I made some suggestions. Have you tried them?

 

[NascentOxygen]

I could not find any Wheatstone bridge or series parallel combination. Should I use star delta transformation ? If yes, how exactly should I use it ?

Solving by symmetry is a valuable technique to master. You may not be taught it, and just have to pick it up by practice. There are probably many ways to solve your particular problem, I'll start you off with the one I used.

You can see symmetry here by noting how a rotation of 180 degrees around the red central dot causes each element and each wire to superimpose on one identical to itself in an identical location, as though each has a twin. This symmetry means that each element carries an identical current and voltage as its twin.

To help you I have identified one set of twins by colouring them green. For convenience, I'll assume V_B is at zero volts.
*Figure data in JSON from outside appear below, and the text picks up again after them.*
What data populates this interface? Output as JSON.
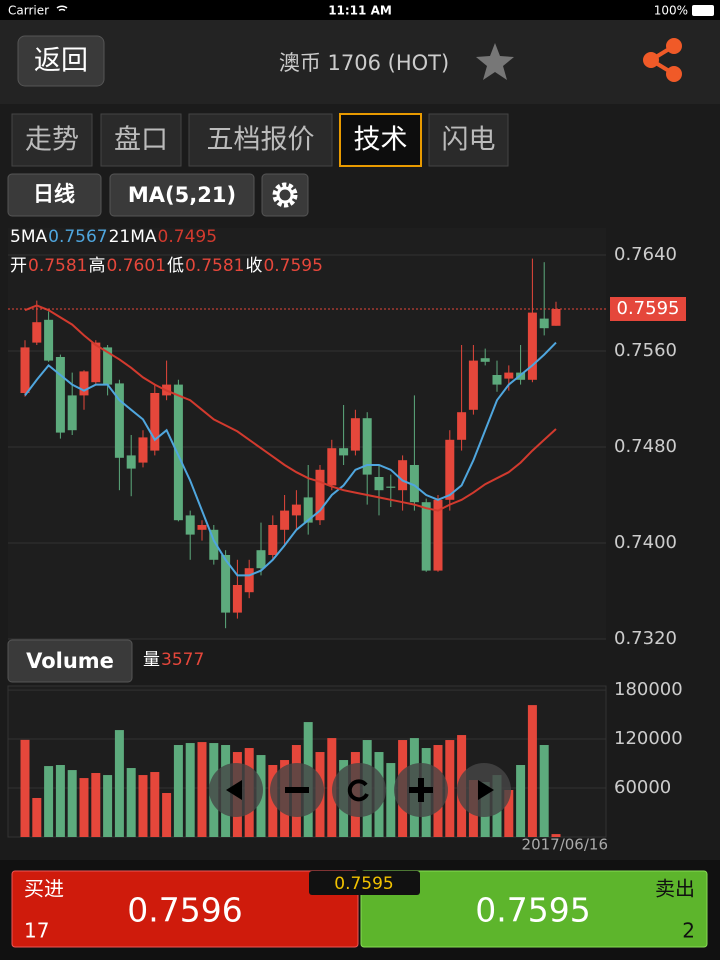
{
  "status_bar": {
    "carrier": "Carrier",
    "time": "11:11 AM",
    "battery": "100%"
  },
  "header": {
    "back": "返回",
    "title": "澳币 1706 (HOT)"
  },
  "tabs": [
    "走势",
    "盘口",
    "五档报价",
    "技术",
    "闪电"
  ],
  "active_tab": 3,
  "toolbar": {
    "period": "日线",
    "indicator": "MA(5,21)"
  },
  "chart_data": [
    {
      "type": "candlestick",
      "ohlc_labels": {
        "open": "开",
        "high": "高",
        "low": "低",
        "close": "收"
      },
      "open": [
        0.7525,
        0.7567,
        0.7586,
        0.7555,
        0.7523,
        0.7523,
        0.7534,
        0.7563,
        0.7533,
        0.7473,
        0.7467,
        0.7477,
        0.7523,
        0.7532,
        0.7423,
        0.7411,
        0.7411,
        0.739,
        0.7342,
        0.7359,
        0.7394,
        0.739,
        0.7411,
        0.7423,
        0.7438,
        0.7419,
        0.7448,
        0.7479,
        0.7477,
        0.7504,
        0.7455,
        0.7447,
        0.7444,
        0.7465,
        0.7434,
        0.7377,
        0.7436,
        0.7486,
        0.7511,
        0.7554,
        0.754,
        0.7537,
        0.7542,
        0.7536,
        0.7587,
        0.7581
      ],
      "high": [
        0.7569,
        0.7602,
        0.7593,
        0.7557,
        0.7542,
        0.7544,
        0.7569,
        0.7565,
        0.7536,
        0.749,
        0.7494,
        0.7532,
        0.7552,
        0.7536,
        0.7427,
        0.7419,
        0.7415,
        0.7394,
        0.7386,
        0.7386,
        0.7417,
        0.7423,
        0.744,
        0.7444,
        0.7465,
        0.7465,
        0.7486,
        0.7515,
        0.7511,
        0.7509,
        0.7465,
        0.7457,
        0.7473,
        0.7523,
        0.7437,
        0.744,
        0.7494,
        0.7565,
        0.7565,
        0.7562,
        0.7552,
        0.7548,
        0.7565,
        0.7637,
        0.7634,
        0.7601
      ],
      "low": [
        0.7522,
        0.7565,
        0.7551,
        0.7487,
        0.749,
        0.7511,
        0.7532,
        0.7523,
        0.7444,
        0.7439,
        0.7463,
        0.7473,
        0.7519,
        0.7418,
        0.7386,
        0.7402,
        0.7382,
        0.7329,
        0.7337,
        0.7354,
        0.7373,
        0.7386,
        0.7398,
        0.7411,
        0.7407,
        0.7415,
        0.7444,
        0.7465,
        0.7473,
        0.7432,
        0.7423,
        0.743,
        0.7427,
        0.7427,
        0.7376,
        0.7376,
        0.7427,
        0.7477,
        0.7507,
        0.7548,
        0.7526,
        0.7527,
        0.7532,
        0.7534,
        0.7573,
        0.7581
      ],
      "close": [
        0.7563,
        0.7584,
        0.7552,
        0.7492,
        0.7494,
        0.7543,
        0.7567,
        0.7532,
        0.7471,
        0.7462,
        0.7488,
        0.7525,
        0.7532,
        0.7419,
        0.7407,
        0.7415,
        0.7386,
        0.7342,
        0.7365,
        0.7379,
        0.7379,
        0.7415,
        0.7427,
        0.7432,
        0.7417,
        0.7461,
        0.7479,
        0.7473,
        0.7504,
        0.7457,
        0.7444,
        0.7446,
        0.7469,
        0.7434,
        0.7377,
        0.7436,
        0.7486,
        0.7509,
        0.7552,
        0.7551,
        0.7532,
        0.7542,
        0.7536,
        0.7592,
        0.7579,
        0.7595
      ],
      "series": [
        {
          "name": "5MA",
          "color": "#4fa6de",
          "values": [
            0.7523,
            0.7536,
            0.7548,
            0.754,
            0.7532,
            0.7527,
            0.7532,
            0.7532,
            0.7519,
            0.7511,
            0.7503,
            0.7486,
            0.7494,
            0.7473,
            0.7452,
            0.7427,
            0.7402,
            0.7386,
            0.7373,
            0.7373,
            0.7377,
            0.7386,
            0.7398,
            0.7411,
            0.7419,
            0.7427,
            0.744,
            0.7448,
            0.7461,
            0.7465,
            0.7465,
            0.7461,
            0.7452,
            0.7448,
            0.744,
            0.7436,
            0.744,
            0.7448,
            0.7469,
            0.7494,
            0.7519,
            0.7532,
            0.754,
            0.7548,
            0.7557,
            0.7567
          ]
        },
        {
          "name": "21MA",
          "color": "#d23a2e",
          "values": [
            0.7594,
            0.7598,
            0.7594,
            0.7588,
            0.7582,
            0.7573,
            0.7565,
            0.7559,
            0.7553,
            0.7546,
            0.7538,
            0.7532,
            0.7527,
            0.7523,
            0.7519,
            0.7511,
            0.7503,
            0.7498,
            0.7493,
            0.7486,
            0.7479,
            0.7472,
            0.7465,
            0.7459,
            0.7454,
            0.7451,
            0.7447,
            0.7444,
            0.7442,
            0.744,
            0.7438,
            0.7436,
            0.7434,
            0.7432,
            0.7429,
            0.7427,
            0.7432,
            0.7436,
            0.7442,
            0.7449,
            0.7454,
            0.7459,
            0.7467,
            0.7477,
            0.7486,
            0.7495
          ]
        }
      ],
      "up_color": "#e5473b",
      "down_color": "#5dab7d",
      "ylim": [
        0.732,
        0.764
      ],
      "yticks": [
        {
          "value": 0.764,
          "label": "0.7640"
        },
        {
          "value": 0.756,
          "label": "0.7560"
        },
        {
          "value": 0.748,
          "label": "0.7480"
        },
        {
          "value": 0.74,
          "label": "0.7400"
        },
        {
          "value": 0.732,
          "label": "0.7320"
        }
      ],
      "grid": true
    },
    {
      "type": "bar",
      "title": "Volume",
      "value_label": "量",
      "values": [
        119000,
        47800,
        86900,
        88200,
        82000,
        72200,
        78400,
        75900,
        131000,
        84500,
        75900,
        79600,
        53900,
        112700,
        115100,
        116300,
        115100,
        112700,
        104100,
        109000,
        100400,
        88200,
        94300,
        112700,
        140800,
        104100,
        121200,
        94300,
        104100,
        118800,
        104100,
        90600,
        118800,
        121200,
        109000,
        112700,
        118800,
        124900,
        69800,
        67300,
        75900,
        57600,
        88200,
        161600,
        112700,
        3577
      ],
      "ylim": [
        0,
        185000
      ],
      "yticks": [
        180000,
        120000,
        60000
      ],
      "x_label": "2017/06/16"
    }
  ],
  "quote": {
    "last": 0.7595,
    "buy_label": "买进",
    "buy_price": 0.7596,
    "buy_qty": 17,
    "sell_label": "卖出",
    "sell_price": 0.7595,
    "sell_qty": 2
  }
}
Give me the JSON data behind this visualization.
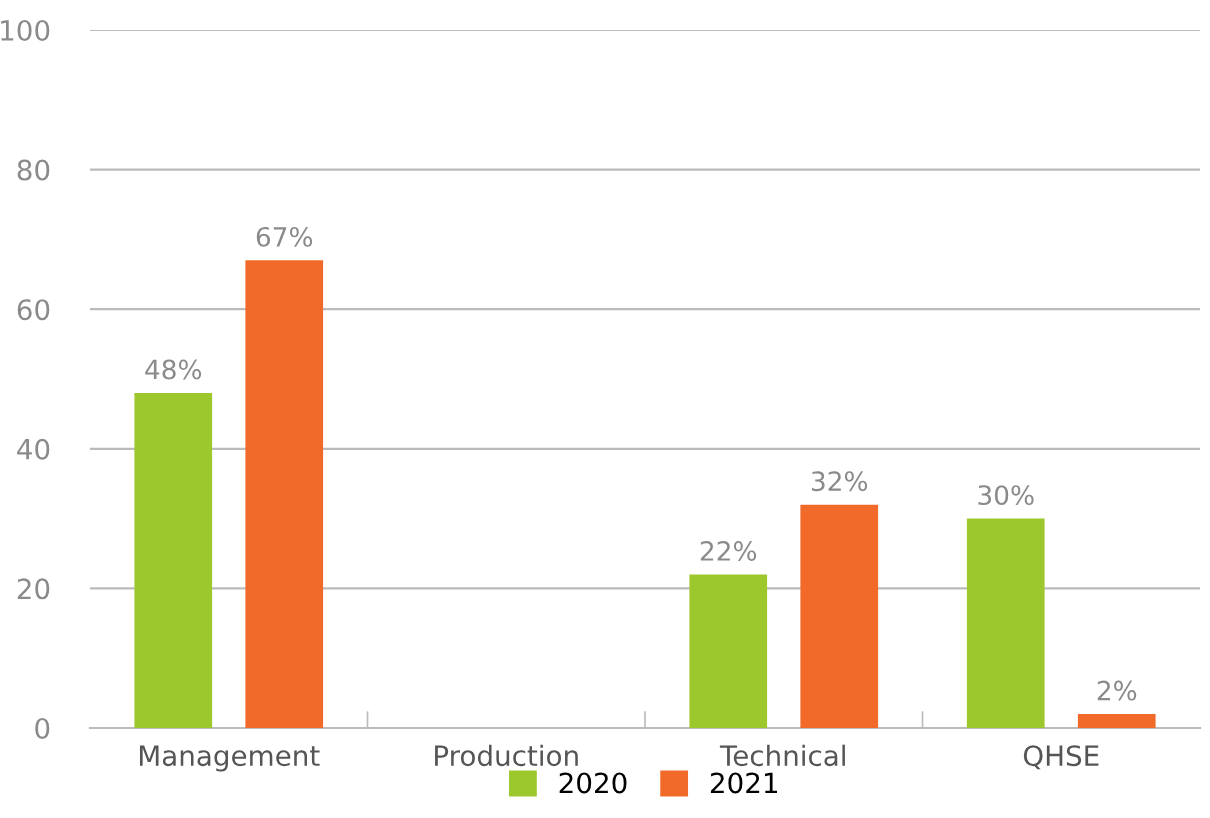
{
  "chart_data": {
    "type": "bar",
    "categories": [
      "Management",
      "Production",
      "Technical",
      "QHSE"
    ],
    "series": [
      {
        "name": "2020",
        "color": "#9dc82d",
        "values": [
          48,
          null,
          22,
          30
        ],
        "value_labels": [
          "48%",
          null,
          "22%",
          "30%"
        ]
      },
      {
        "name": "2021",
        "color": "#f26a2a",
        "values": [
          67,
          null,
          32,
          2
        ],
        "value_labels": [
          "67%",
          null,
          "32%",
          "2%"
        ]
      }
    ],
    "ylim": [
      0,
      100
    ],
    "yticks": [
      0,
      20,
      40,
      60,
      80,
      100
    ],
    "grid": "y",
    "legend": "bottom"
  }
}
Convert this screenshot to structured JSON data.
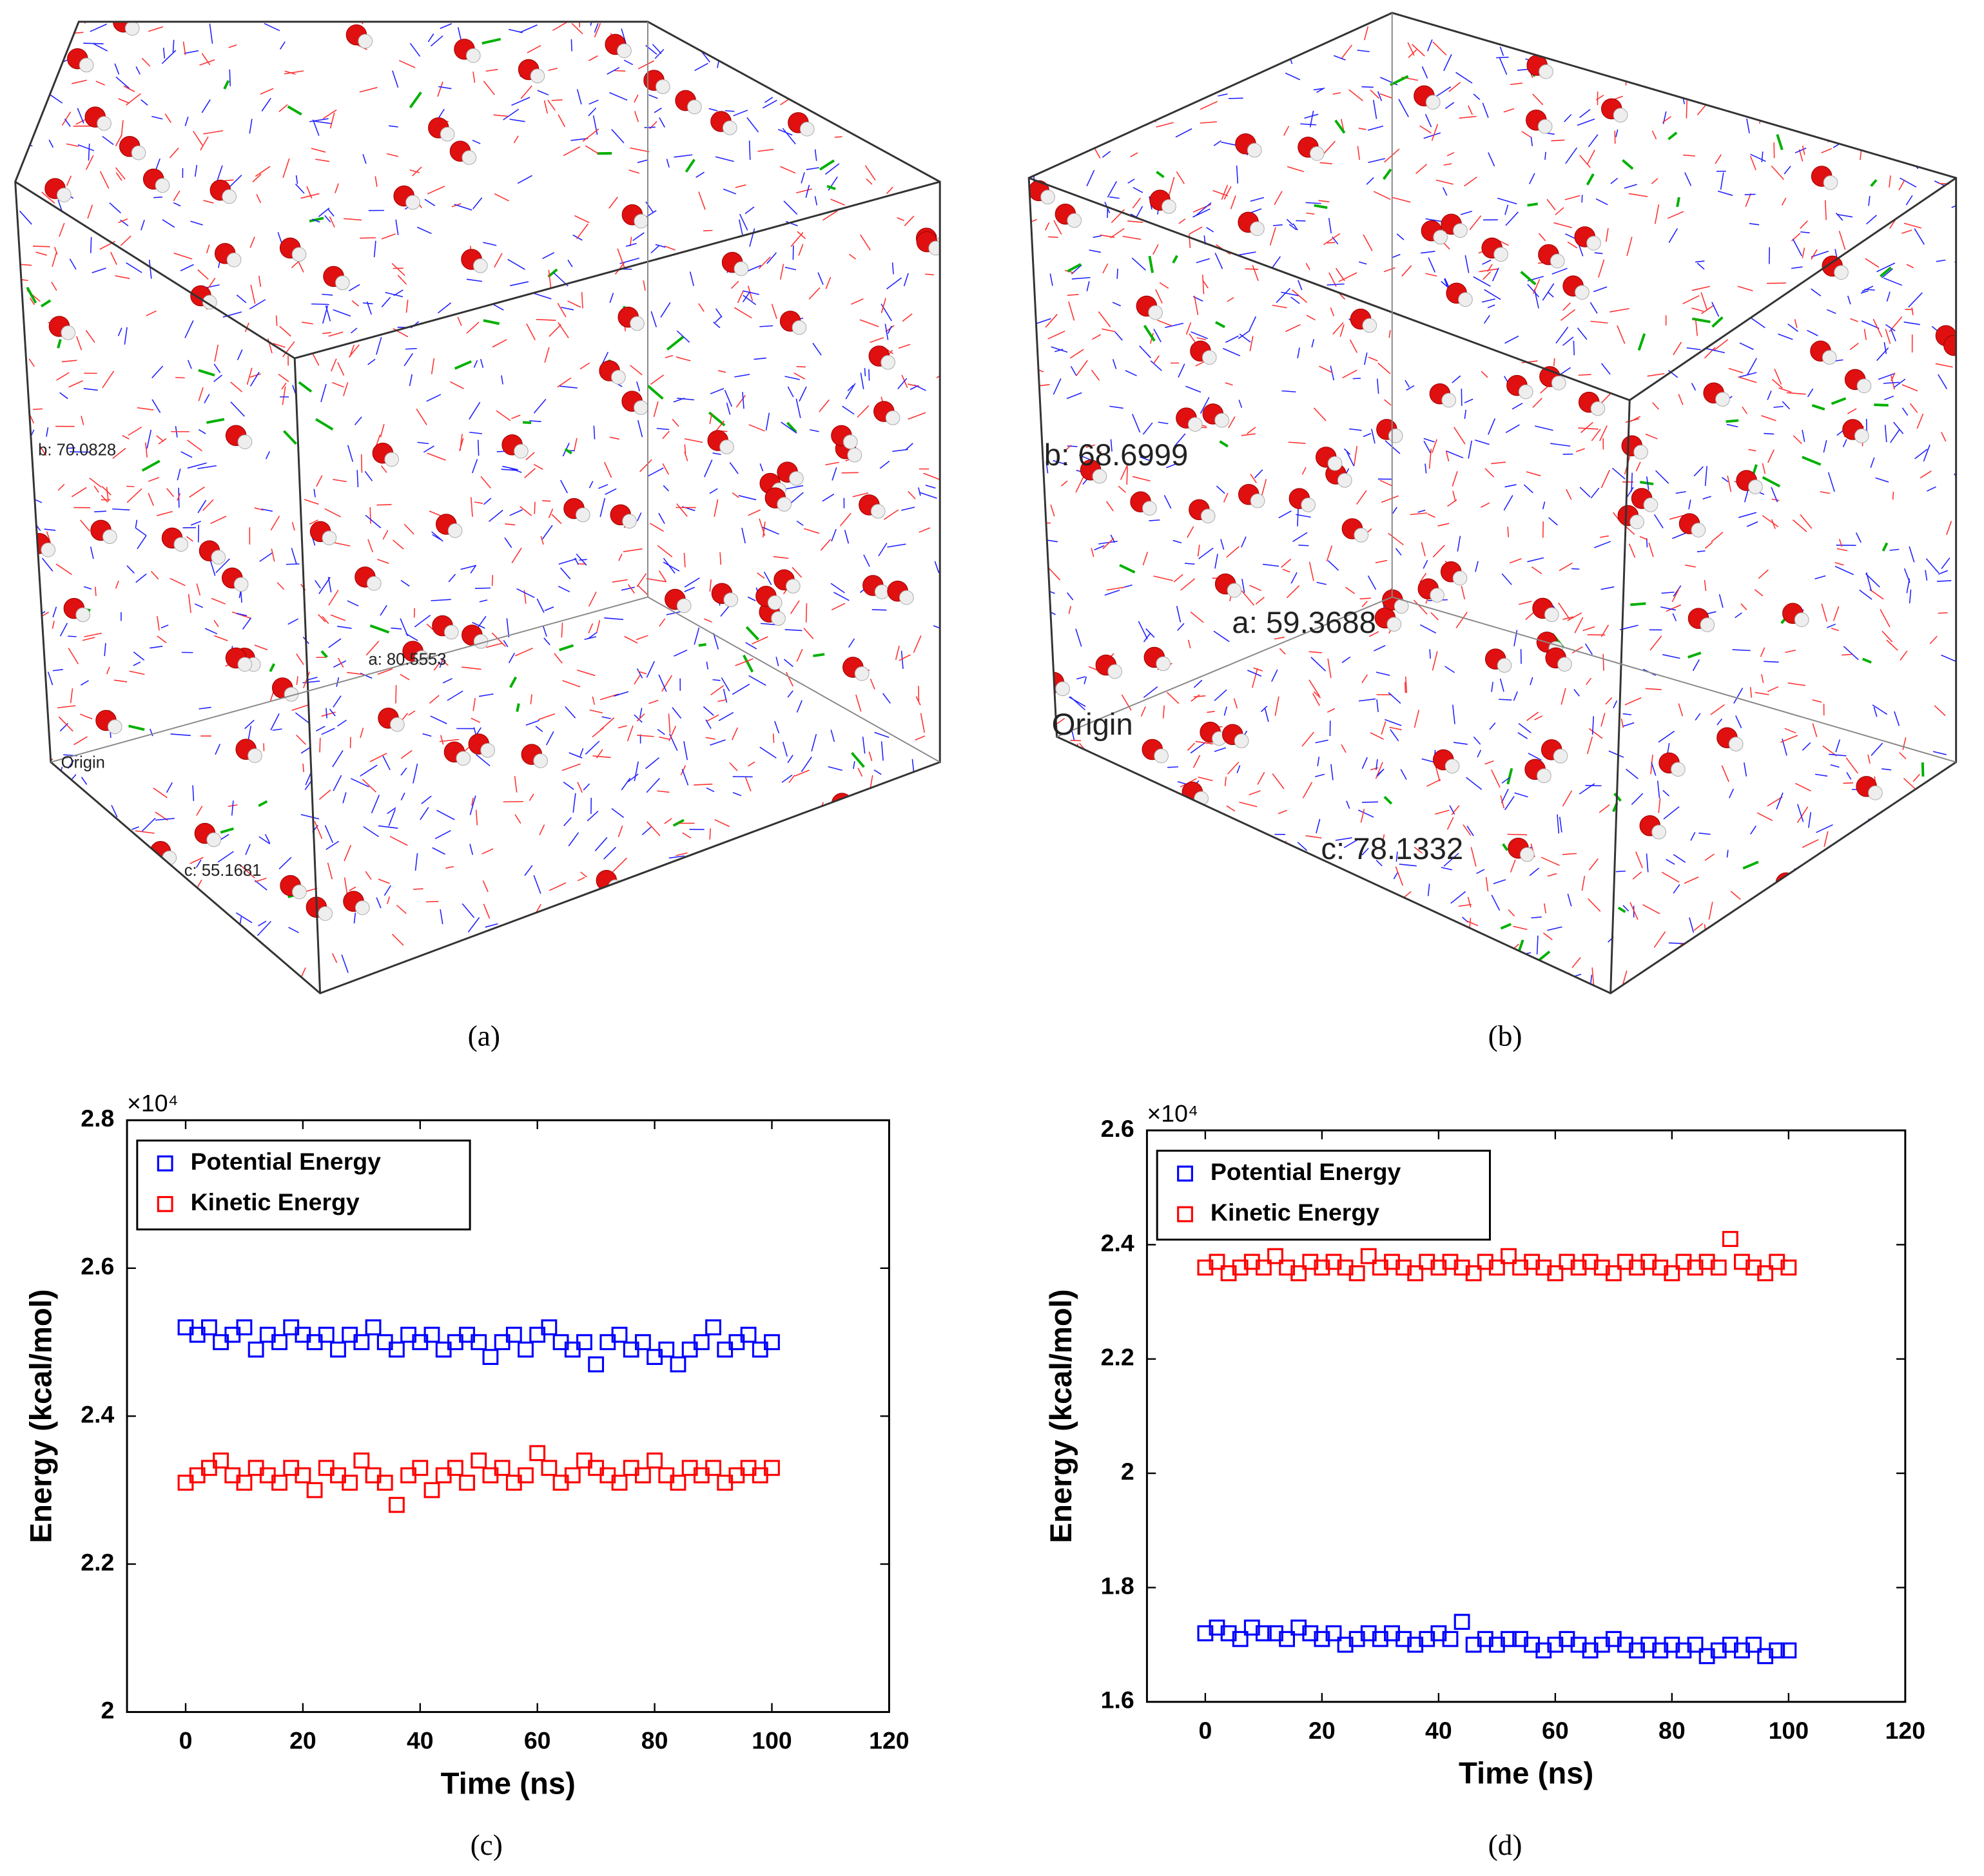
{
  "panels": [
    {
      "label": "(a)",
      "box_labels": [
        "b: 70.0828",
        "a: 80.5553",
        "c: 55.1681",
        "Origin"
      ]
    },
    {
      "label": "(b)",
      "box_labels": [
        "b: 68.6999",
        "a: 59.3688",
        "c: 78.1332",
        "Origin"
      ]
    },
    {
      "label": "(c)"
    },
    {
      "label": "(d)"
    }
  ],
  "chart_data": [
    {
      "type": "scatter",
      "xlabel": "Time (ns)",
      "ylabel": "Energy (kcal/mol)",
      "y_multiplier": "×10⁴",
      "xlim": [
        -10,
        120
      ],
      "xticks": [
        0,
        20,
        40,
        60,
        80,
        100,
        120
      ],
      "ylim": [
        2,
        2.8
      ],
      "yticks": [
        2,
        2.2,
        2.4,
        2.6,
        2.8
      ],
      "legend": "upper left",
      "marker": "square",
      "x": [
        0,
        2,
        4,
        6,
        8,
        10,
        12,
        14,
        16,
        18,
        20,
        22,
        24,
        26,
        28,
        30,
        32,
        34,
        36,
        38,
        40,
        42,
        44,
        46,
        48,
        50,
        52,
        54,
        56,
        58,
        60,
        62,
        64,
        66,
        68,
        70,
        72,
        74,
        76,
        78,
        80,
        82,
        84,
        86,
        88,
        90,
        92,
        94,
        96,
        98,
        100
      ],
      "series": [
        {
          "name": "Potential Energy",
          "color": "#0000ff",
          "values": [
            2.52,
            2.51,
            2.52,
            2.5,
            2.51,
            2.52,
            2.49,
            2.51,
            2.5,
            2.52,
            2.51,
            2.5,
            2.51,
            2.49,
            2.51,
            2.5,
            2.52,
            2.5,
            2.49,
            2.51,
            2.5,
            2.51,
            2.49,
            2.5,
            2.51,
            2.5,
            2.48,
            2.5,
            2.51,
            2.49,
            2.51,
            2.52,
            2.5,
            2.49,
            2.5,
            2.47,
            2.5,
            2.51,
            2.49,
            2.5,
            2.48,
            2.49,
            2.47,
            2.49,
            2.5,
            2.52,
            2.49,
            2.5,
            2.51,
            2.49,
            2.5
          ]
        },
        {
          "name": "Kinetic Energy",
          "color": "#ff0000",
          "values": [
            2.31,
            2.32,
            2.33,
            2.34,
            2.32,
            2.31,
            2.33,
            2.32,
            2.31,
            2.33,
            2.32,
            2.3,
            2.33,
            2.32,
            2.31,
            2.34,
            2.32,
            2.31,
            2.28,
            2.32,
            2.33,
            2.3,
            2.32,
            2.33,
            2.31,
            2.34,
            2.32,
            2.33,
            2.31,
            2.32,
            2.35,
            2.33,
            2.31,
            2.32,
            2.34,
            2.33,
            2.32,
            2.31,
            2.33,
            2.32,
            2.34,
            2.32,
            2.31,
            2.33,
            2.32,
            2.33,
            2.31,
            2.32,
            2.33,
            2.32,
            2.33
          ]
        }
      ]
    },
    {
      "type": "scatter",
      "xlabel": "Time (ns)",
      "ylabel": "Energy (kcal/mol)",
      "y_multiplier": "×10⁴",
      "xlim": [
        -10,
        120
      ],
      "xticks": [
        0,
        20,
        40,
        60,
        80,
        100,
        120
      ],
      "ylim": [
        1.6,
        2.6
      ],
      "yticks": [
        1.6,
        1.8,
        2,
        2.2,
        2.4,
        2.6
      ],
      "legend": "upper left",
      "marker": "square",
      "x": [
        0,
        2,
        4,
        6,
        8,
        10,
        12,
        14,
        16,
        18,
        20,
        22,
        24,
        26,
        28,
        30,
        32,
        34,
        36,
        38,
        40,
        42,
        44,
        46,
        48,
        50,
        52,
        54,
        56,
        58,
        60,
        62,
        64,
        66,
        68,
        70,
        72,
        74,
        76,
        78,
        80,
        82,
        84,
        86,
        88,
        90,
        92,
        94,
        96,
        98,
        100
      ],
      "series": [
        {
          "name": "Potential Energy",
          "color": "#0000ff",
          "values": [
            1.72,
            1.73,
            1.72,
            1.71,
            1.73,
            1.72,
            1.72,
            1.71,
            1.73,
            1.72,
            1.71,
            1.72,
            1.7,
            1.71,
            1.72,
            1.71,
            1.72,
            1.71,
            1.7,
            1.71,
            1.72,
            1.71,
            1.74,
            1.7,
            1.71,
            1.7,
            1.71,
            1.71,
            1.7,
            1.69,
            1.7,
            1.71,
            1.7,
            1.69,
            1.7,
            1.71,
            1.7,
            1.69,
            1.7,
            1.69,
            1.7,
            1.69,
            1.7,
            1.68,
            1.69,
            1.7,
            1.69,
            1.7,
            1.68,
            1.69,
            1.69
          ]
        },
        {
          "name": "Kinetic Energy",
          "color": "#ff0000",
          "values": [
            2.36,
            2.37,
            2.35,
            2.36,
            2.37,
            2.36,
            2.38,
            2.36,
            2.35,
            2.37,
            2.36,
            2.37,
            2.36,
            2.35,
            2.38,
            2.36,
            2.37,
            2.36,
            2.35,
            2.37,
            2.36,
            2.37,
            2.36,
            2.35,
            2.37,
            2.36,
            2.38,
            2.36,
            2.37,
            2.36,
            2.35,
            2.37,
            2.36,
            2.37,
            2.36,
            2.35,
            2.37,
            2.36,
            2.37,
            2.36,
            2.35,
            2.37,
            2.36,
            2.37,
            2.36,
            2.41,
            2.37,
            2.36,
            2.35,
            2.37,
            2.36
          ]
        }
      ]
    }
  ]
}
Suppose there is a voltage drop of V₁ across each green resistor, then symmetry let's us label the voltage at two nodes, V₁ and V_A-V₁. I also did the same for nodes around another set of twins I coloured purple.

That's the hard part finished with! You will notice how we now have every node labelled with its voltage.

Now all that's needed are two equations in two unknowns to eliminate V₁ and V₂. See whether you can apply Kirchoffs Current Law to do this, and finally obtain the circuit's resistance. (= V_A / current).

Does your textbook give the answer...so that I can check my working?

 

[cnh1995]

Does your textbook give the answer...so that I can check my working?

I ran a simulation and got R_eq=0.714R

 

[NascentOxygen]

I ran a simulation and got R_eq=0.714R

[emoji106] That's my answer, too. Thanks.

 

[SammyS]

I ran a simulation and got R_eq=0.714RView attachment 94935

Using symmetry, lots of symmetry, I get (5/7)R .

 

[cnh1995]

Using symmetry, lots of symmetry, I get (5/7)R .

That's same as 0.714R. Cool! I'll try working it out by symmetry.

 

[SammyS]

That's same as 0.714R. Cool! I'll try working it out by symmetry.

(So you are pursuing this thread. Good.)Here is a start.

Resistors are numbered. The six nodes are circled and marked A through F, using the original A & B .

I suggest placing nodes A, E, F, and B roughly spaced equally in a line. Place nodes C & D on opposite sides of that line on its perpendicular bisector.
Connect the nodes with the resistors.

       D

A   E     F    B

       C

 

[SammyS]

Here is the circuit element drawn showing more of the symmetry.

Resistors and nodes as in the previous post.

 

[NascentOxygen]

Using a bit of symmetry, and a Y-∆ transformation followed by a ∆-Y transformation, I again find resistance to be 5/7 Ω. (Though I wouldn't expect anyone to memorize these transforms for unbalanced networks.)

 

[SammyS]

Using a bit of symmetry, and a Y-∆ transformation followed by a ∆-Y transformation, I again find resistance to be 5/7 Ω. (Though I wouldn't expect anyone to memorize these transforms for unbalanced networks.)

From Post #3 ("that center resistor" being the #6 resistor.):

In the end, I found it handy to split that center resistor into two resistors, R/2, in series.

Call the node between these two resistors Node G.

Then nodes C, D, & G can be collapsed into one node. The whole mess can be dealt with using only series/parallel analysis.

 

[NascentOxygen]

Call the node between these two resistors Node G.

Then nodes C, D, & G can be collapsed into one node. The whole mess can be dealt with using only series/parallel analysis.

Now I can see how you did it. Yes, that would be the easiest. It's always good to have two methods, so you can confirm the answer to the first.